After a day in the classroom, my eyelids are droopy. I feel like I’m floating, and as I drowse, a story unfolds like a movie in my mind. I see a young woman sitting at a wooden table by herself. She is thin, maybe fourteen or fifteen, but I know it is Sister April. The house is empty and silent. There is a knock at the door. She stands, picks up a suitcase, and moves toward it. I am filled with the sadness that was hers.
Whack. My head jerks up. I look around to see whose hand was hit with the ruler. The girl in front of me picks up her Bible, which has dropped to the floor. “Sorry.”
Sister April manages a small smile. “At least it woke some of us up.” She looks at me.
Matt raises his hand. “Why do nuns take a vow of poverty?”
“Because suffering is the shortest path to the heart of God. There is a saying, ‘Even when the door of God is closed, his window is open to tears.’ In suffering, we meet God.”
“But can’t you meet God through joy?” Matt asks.
Sister April folds her arms. “Not really. Although it’s joy to suffer. Yes, I think Jesus had a joyful suffering.”
His hand shoots up again.
“You don’t have to raise your hand every five seconds. We are in conversation. You may speak.”
“Then why do we sing?”
“What?”
“Why do we sing in church if not out of joy?”

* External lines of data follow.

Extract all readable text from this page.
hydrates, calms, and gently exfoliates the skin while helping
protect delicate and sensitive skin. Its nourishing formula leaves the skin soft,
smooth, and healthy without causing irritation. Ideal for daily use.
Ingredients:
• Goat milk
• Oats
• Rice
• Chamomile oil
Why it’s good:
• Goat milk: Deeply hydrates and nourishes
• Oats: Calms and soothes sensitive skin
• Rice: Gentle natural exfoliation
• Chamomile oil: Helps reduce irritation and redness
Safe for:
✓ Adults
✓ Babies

“It’s a form of prayer. And prayer is a brief release from the torment we experience, which is Christ’s torment.”
“Do you mean suffering that people bring onto themselves, like you deciding to be poor and live with those other nuns and eat bad food? Or suffering that happens to people without their choice, like war? I mean . . . which is the better suffering?”
“The food isn’t that bad.”
“It’s not good. That’s for sure. My aunt is a nun at St. Christopher’s and I ate with them. The food was all starchy and boring. The meat looked and tasted like a gray sponge. The pasta was overcooked. The salad was iceberg lettuce.” He grimaces. “There were no spices, no oregano or rosemary or garlic. I mean, how come the priests get to live in the big house? Why do they get good meals and wine and a housekeeper and fancy robes? Father Price eats lamb and steak every night.”
“How do you know?”
“I know,” he says in a way that is absolutely convincing.
“Of what matter is food to the spirit? It is a better person who eats gruel and mortifies the flesh than one who indulges and lives for pleasure.”
“If God made good food,” Matt says loudly, “like melon, eggplant, Asiago cheese, cannelloni, and garlic, isn’t it a sin not to enjoy it?”
“Why do you care so much about food, anyway, Mr. Perino? What’s the big Deal?”
Matt looks at Sister April like she’s just asked the stupidest question in the world, like, Why are you a boy? “Because I’m Italian!”
“Well,” she snaps. “That explains everything. Class dismissed.”
 
On the way out, the other boys slap Matt on the back and congratulate him on upsetting Sister April and getting us released early.
“But I didn’t get my questions answered.” He nods to me. “Don’t you wonder about these things? I mean, how do you make sense of it all?”
I want to tell him that maybe we don’t have to make sense of it. The Virgin Birth. Christ’s mortification. God as a parent who allows his son to suffer. Those stories are like the koans Obaachan tells. You meditate on them, let them flow through you. And then, maybe, you understand. But it can’t be explained in words, any more than you could explain a feeling, or a piece of music.
“Don’t ask her.” Mary Stevens pulls her eyes to make them thin. “She’s Chinese. She doesn’t even speak English.”
“Yes she does,” Matt says. “She just doesn’t speak it very loud.”